Because Yehudah and his brothers stained Yosef’s coat with the blood of a young goat in order to trick their father into believing that Yosef had been killed, Yehudah was tricked by Tamar with a young goat. This is but one of the parallels between the two narratives that support Cassuto’s interpretation. The following are a number of additional corresponding elements in the two stories:

ויהי כאשר בא יוסף אל אחיו ויפשיטו את יוסף את כותנתו…

(בראשית לז:כג)

ויגד לתמר לאמר הנה חמיך עלה תמנתה לגז צאנו. ותסר בגדי אלמנותה… (בראשית לח:יג-יד)

And it was told to Tamar saying: “Behold your father-in-law is going up to Timna to shear his sheep.” And she removed her widow’s garments …

(Bereshit 38:14)

And it was when Yosef came to his brothers, and they removed Yosef’s coat from him…

(Bereshit 37:23)

וישלחו את כתונת הפסים ויביאו אל אביהם ויאמרו זאת מצאנו הכר נא הכתונת בנך הוא אם לא.

(בראשית לז:לב)

הוא מוצאת והיא שלחה אל חמיה לאמר לאיש אשר אלה לו אני הרה ותאמר הכר נא למי החותמת והפתילים והמטה האלה.(בראשית לח:כה)

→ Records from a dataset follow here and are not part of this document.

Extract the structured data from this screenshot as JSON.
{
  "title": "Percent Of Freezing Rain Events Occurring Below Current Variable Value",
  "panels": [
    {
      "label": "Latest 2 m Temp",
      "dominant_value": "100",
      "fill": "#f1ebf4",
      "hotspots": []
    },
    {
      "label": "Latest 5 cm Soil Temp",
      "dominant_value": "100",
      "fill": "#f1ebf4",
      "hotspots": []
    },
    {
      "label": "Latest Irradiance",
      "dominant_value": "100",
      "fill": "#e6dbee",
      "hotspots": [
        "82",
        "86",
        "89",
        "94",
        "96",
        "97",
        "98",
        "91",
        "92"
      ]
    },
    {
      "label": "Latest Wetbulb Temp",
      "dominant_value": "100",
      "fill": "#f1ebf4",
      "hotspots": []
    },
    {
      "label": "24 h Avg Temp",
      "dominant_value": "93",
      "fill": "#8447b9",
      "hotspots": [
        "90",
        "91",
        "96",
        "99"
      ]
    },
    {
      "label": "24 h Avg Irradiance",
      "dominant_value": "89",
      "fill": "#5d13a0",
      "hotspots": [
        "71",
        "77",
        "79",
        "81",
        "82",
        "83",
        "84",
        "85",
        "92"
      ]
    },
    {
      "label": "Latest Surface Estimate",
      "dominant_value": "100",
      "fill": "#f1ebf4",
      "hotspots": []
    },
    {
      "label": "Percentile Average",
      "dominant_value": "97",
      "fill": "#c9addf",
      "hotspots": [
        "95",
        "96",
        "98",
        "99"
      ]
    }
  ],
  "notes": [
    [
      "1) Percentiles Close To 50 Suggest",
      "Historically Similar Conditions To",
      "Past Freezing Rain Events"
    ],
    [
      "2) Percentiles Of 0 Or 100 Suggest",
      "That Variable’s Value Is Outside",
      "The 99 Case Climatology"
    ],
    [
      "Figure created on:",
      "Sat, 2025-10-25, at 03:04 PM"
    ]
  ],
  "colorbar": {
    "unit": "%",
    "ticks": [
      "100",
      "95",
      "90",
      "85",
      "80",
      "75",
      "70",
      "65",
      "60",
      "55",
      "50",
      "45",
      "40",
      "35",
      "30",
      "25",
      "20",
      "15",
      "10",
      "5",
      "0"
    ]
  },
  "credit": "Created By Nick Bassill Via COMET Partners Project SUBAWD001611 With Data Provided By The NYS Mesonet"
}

When she was brought forth, she sent to her father-in-law saying: “By the man to whom these belong I am pregnant.” And she said: “Identify please whose are these signet, cord and staff.

(Bereshit 38:25)

And they sent the coat of many colors and brought it to their father, and said: “This we have found. Identify please if it is the coat of your son or not.”

(Bereshit 37:32)

This comparison indicates that the deceptions in the sale of Yosef and the story of Yehuda and Tamar were parallel from beginning to end. It is interesting to note that the following Midrash, found in the Schechter Genizah, also utilizes the parallel appearance of the young goat to explain the sale of Yosef as a “measure for measure” punishment for Ya’akov:

"וישחטו שעיר עזים"(בראשית לז:לא): משלם הקב"ה לבני אדם מדה כנגד מדה,ואפילו לצדיקי עולם משלם מדה כנגד מדה. יעקב אבינו רימה באביו בעורותגדיי עזים ובניו רימו בו בגדי עזים... (תורה שלמה, וישב לז:קפא)

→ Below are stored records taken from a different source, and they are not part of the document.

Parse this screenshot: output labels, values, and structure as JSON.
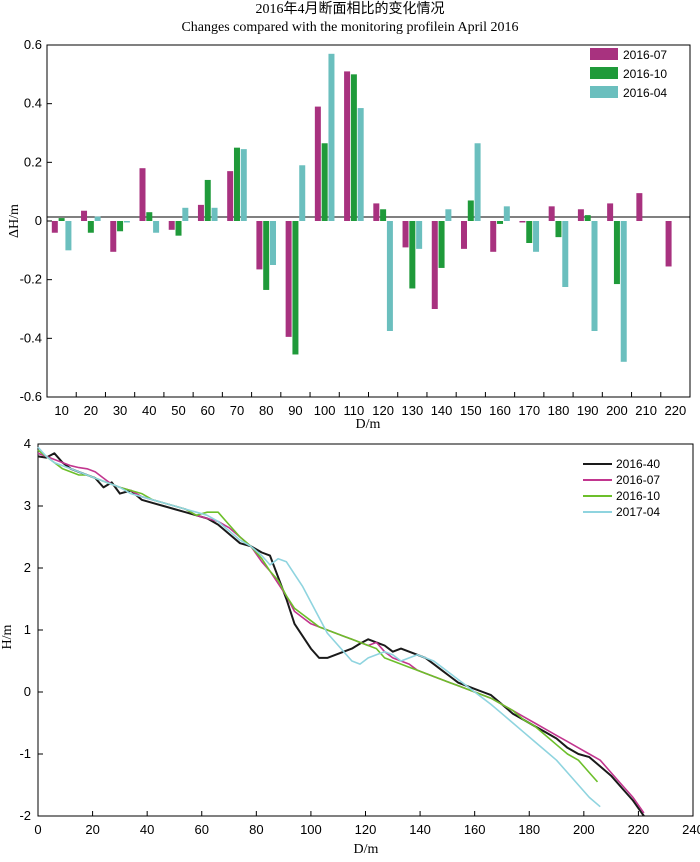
{
  "chart_data": [
    {
      "type": "bar",
      "title": "2016年4月断面相比的变化情况",
      "subtitle": "Changes compared with the monitoring profilein April 2016",
      "xlabel": "D/m",
      "ylabel": "ΔH/m",
      "ylim": [
        -0.6,
        0.6
      ],
      "yticks": [
        -0.6,
        -0.4,
        -0.2,
        0,
        0.2,
        0.4,
        0.6
      ],
      "ytick_labels": [
        "-0.6",
        "-0.4",
        "-0.2",
        "0",
        "0.2",
        "0.4",
        "0.6"
      ],
      "legend_position": "top-right",
      "categories": [
        "10",
        "20",
        "30",
        "40",
        "50",
        "60",
        "70",
        "80",
        "90",
        "100",
        "110",
        "120",
        "130",
        "140",
        "150",
        "160",
        "170",
        "180",
        "190",
        "200",
        "210",
        "220"
      ],
      "series": [
        {
          "name": "2016-07",
          "color": "#a8327f",
          "values": [
            -0.04,
            0.035,
            -0.105,
            0.18,
            -0.03,
            0.055,
            0.17,
            -0.165,
            -0.395,
            0.39,
            0.51,
            0.06,
            -0.09,
            -0.3,
            -0.095,
            -0.105,
            -0.005,
            0.05,
            0.04,
            0.06,
            0.095,
            -0.155
          ]
        },
        {
          "name": "2016-10",
          "color": "#1f9a3a",
          "values": [
            0.01,
            -0.04,
            -0.035,
            0.03,
            -0.05,
            0.14,
            0.25,
            -0.235,
            -0.455,
            0.265,
            0.5,
            0.04,
            -0.23,
            -0.16,
            0.07,
            -0.01,
            -0.075,
            -0.055,
            0.02,
            -0.215,
            0,
            0
          ]
        },
        {
          "name": "2016-04",
          "color": "#6bbfbe",
          "values": [
            -0.1,
            0.015,
            -0.005,
            -0.04,
            0.045,
            0.045,
            0.245,
            -0.15,
            0.19,
            0.57,
            0.385,
            -0.375,
            -0.095,
            0.04,
            0.265,
            0.05,
            -0.105,
            -0.225,
            -0.375,
            -0.48,
            0,
            0
          ]
        }
      ]
    },
    {
      "type": "line",
      "xlabel": "D/m",
      "ylabel": "H/m",
      "xlim": [
        0,
        240
      ],
      "ylim": [
        -2,
        4
      ],
      "xticks": [
        0,
        20,
        40,
        60,
        80,
        100,
        120,
        140,
        160,
        180,
        200,
        220,
        240
      ],
      "xtick_labels": [
        "0",
        "20",
        "40",
        "60",
        "80",
        "100",
        "120",
        "140",
        "160",
        "180",
        "200",
        "220",
        "240"
      ],
      "yticks": [
        -2,
        -1,
        0,
        1,
        2,
        3,
        4
      ],
      "ytick_labels": [
        "-2",
        "-1",
        "0",
        "1",
        "2",
        "3",
        "4"
      ],
      "legend_position": "top-right",
      "series": [
        {
          "name": "2016-40",
          "color": "#1a1a1a",
          "x": [
            0,
            3,
            6,
            9,
            12,
            15,
            18,
            21,
            24,
            27,
            30,
            34,
            38,
            42,
            46,
            50,
            54,
            58,
            62,
            66,
            70,
            74,
            78,
            82,
            85,
            88,
            91,
            94,
            97,
            100,
            103,
            106,
            109,
            112,
            115,
            118,
            121,
            124,
            127,
            130,
            133,
            136,
            139,
            142,
            145,
            148,
            151,
            154,
            157,
            160,
            163,
            166,
            170,
            174,
            178,
            182,
            186,
            190,
            194,
            198,
            202,
            206,
            210,
            214,
            218,
            222
          ],
          "y": [
            3.8,
            3.78,
            3.85,
            3.7,
            3.6,
            3.55,
            3.5,
            3.45,
            3.3,
            3.38,
            3.2,
            3.25,
            3.1,
            3.05,
            3.0,
            2.95,
            2.9,
            2.85,
            2.8,
            2.7,
            2.55,
            2.4,
            2.35,
            2.25,
            2.2,
            1.85,
            1.5,
            1.1,
            0.9,
            0.7,
            0.55,
            0.55,
            0.6,
            0.65,
            0.7,
            0.78,
            0.85,
            0.8,
            0.75,
            0.65,
            0.7,
            0.65,
            0.6,
            0.55,
            0.45,
            0.35,
            0.25,
            0.15,
            0.1,
            0.05,
            0.0,
            -0.05,
            -0.2,
            -0.35,
            -0.45,
            -0.55,
            -0.65,
            -0.75,
            -0.9,
            -1.0,
            -1.05,
            -1.2,
            -1.35,
            -1.55,
            -1.75,
            -2.0
          ]
        },
        {
          "name": "2016-07",
          "color": "#c2368f",
          "x": [
            0,
            3,
            6,
            9,
            12,
            15,
            18,
            21,
            24,
            27,
            30,
            34,
            38,
            42,
            46,
            50,
            54,
            58,
            62,
            66,
            70,
            74,
            78,
            82,
            85,
            88,
            91,
            94,
            97,
            100,
            103,
            106,
            109,
            112,
            115,
            118,
            121,
            124,
            127,
            130,
            133,
            136,
            139,
            142,
            145,
            148,
            151,
            154,
            157,
            160,
            163,
            166,
            170,
            174,
            178,
            182,
            186,
            190,
            194,
            198,
            202,
            206,
            210,
            214,
            218,
            222
          ],
          "y": [
            3.85,
            3.8,
            3.75,
            3.7,
            3.65,
            3.62,
            3.6,
            3.55,
            3.45,
            3.35,
            3.3,
            3.25,
            3.15,
            3.1,
            3.05,
            3.0,
            2.95,
            2.85,
            2.8,
            2.75,
            2.65,
            2.5,
            2.35,
            2.1,
            1.95,
            1.75,
            1.55,
            1.3,
            1.2,
            1.1,
            1.05,
            1.0,
            0.95,
            0.9,
            0.85,
            0.8,
            0.75,
            0.8,
            0.65,
            0.55,
            0.5,
            0.45,
            0.35,
            0.3,
            0.25,
            0.2,
            0.15,
            0.1,
            0.05,
            0.0,
            -0.05,
            -0.1,
            -0.2,
            -0.3,
            -0.4,
            -0.5,
            -0.6,
            -0.7,
            -0.8,
            -0.9,
            -1.0,
            -1.1,
            -1.3,
            -1.5,
            -1.7,
            -1.95
          ]
        },
        {
          "name": "2016-10",
          "color": "#6cbf2a",
          "x": [
            0,
            3,
            6,
            9,
            12,
            15,
            18,
            21,
            24,
            27,
            30,
            34,
            38,
            42,
            46,
            50,
            54,
            58,
            62,
            66,
            70,
            74,
            78,
            82,
            85,
            88,
            91,
            94,
            97,
            100,
            103,
            106,
            109,
            112,
            115,
            118,
            121,
            124,
            127,
            130,
            133,
            136,
            139,
            142,
            145,
            148,
            151,
            154,
            157,
            160,
            163,
            166,
            170,
            174,
            178,
            182,
            186,
            190,
            194,
            198,
            202,
            205
          ],
          "y": [
            3.9,
            3.8,
            3.7,
            3.6,
            3.55,
            3.5,
            3.5,
            3.45,
            3.4,
            3.35,
            3.3,
            3.25,
            3.2,
            3.1,
            3.05,
            3.0,
            2.95,
            2.85,
            2.9,
            2.9,
            2.7,
            2.5,
            2.35,
            2.15,
            1.95,
            1.8,
            1.55,
            1.35,
            1.25,
            1.15,
            1.05,
            1.0,
            0.95,
            0.9,
            0.85,
            0.8,
            0.75,
            0.7,
            0.55,
            0.5,
            0.45,
            0.4,
            0.35,
            0.3,
            0.25,
            0.2,
            0.15,
            0.1,
            0.05,
            0.0,
            -0.05,
            -0.1,
            -0.2,
            -0.3,
            -0.45,
            -0.55,
            -0.7,
            -0.85,
            -1.0,
            -1.1,
            -1.3,
            -1.45
          ]
        },
        {
          "name": "2017-04",
          "color": "#8fd4df",
          "x": [
            0,
            3,
            6,
            9,
            12,
            15,
            18,
            21,
            24,
            27,
            30,
            34,
            38,
            42,
            46,
            50,
            54,
            58,
            62,
            66,
            70,
            74,
            78,
            82,
            85,
            88,
            91,
            94,
            97,
            100,
            103,
            106,
            109,
            112,
            115,
            118,
            121,
            124,
            127,
            130,
            133,
            136,
            139,
            142,
            145,
            148,
            151,
            154,
            157,
            160,
            163,
            166,
            170,
            174,
            178,
            182,
            186,
            190,
            194,
            198,
            202,
            206
          ],
          "y": [
            3.95,
            3.8,
            3.7,
            3.65,
            3.6,
            3.55,
            3.5,
            3.45,
            3.4,
            3.35,
            3.3,
            3.2,
            3.15,
            3.1,
            3.05,
            3.0,
            2.95,
            2.9,
            2.85,
            2.75,
            2.6,
            2.45,
            2.35,
            2.2,
            2.05,
            2.15,
            2.1,
            1.9,
            1.7,
            1.45,
            1.2,
            0.95,
            0.8,
            0.65,
            0.5,
            0.45,
            0.55,
            0.6,
            0.65,
            0.6,
            0.5,
            0.55,
            0.6,
            0.55,
            0.5,
            0.4,
            0.3,
            0.2,
            0.1,
            0.0,
            -0.1,
            -0.2,
            -0.35,
            -0.5,
            -0.65,
            -0.8,
            -0.95,
            -1.1,
            -1.3,
            -1.5,
            -1.7,
            -1.85
          ]
        }
      ]
    }
  ]
}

And they slaughtered a young goat (Bereshit 37:31) - God repays man measure for measure, and even pays the righteous of the world measure for measure. Our father Ya’akov deceived his father using the skins of a young goat, and his sons deceived him with a young goat …(Torah Shleimah, Vayeshev 37:181)


A combined look at the commentaries on the stories of Yosef and Yehudah reveal an important common thread between the two events – that both stories must be viewed from both the human and Divine perspectives. Each story involves a drama in which human frailty leads to tragedy, and confrontation with that frailty leads to regeneration. In both stories, as well, the human drama unfolds within a larger picture that is driven by a Divine plan. As such, we can understand that ultimately from these two episodes emerged the two redeemers of Israel – Mashiach ben Yosef, and Mashiach ben David.[2]

[1] קסוטו, ב. ד., "מעשה תמר ויהודה" בציונים, הוצאת אשכול, ברלין תרפ"ט, דפים 93-100.

[2] There is a tradition among Jewish thinkers that there will be two stages to the messianic redemption involving the advent of two messianic figures – Mashiach ben Yosef and Mashiach ben David. Mashiach ben Yosef is described as a warrior who will effect the national reunification of the Jewish people prior to the arrival of Mashiach ben David.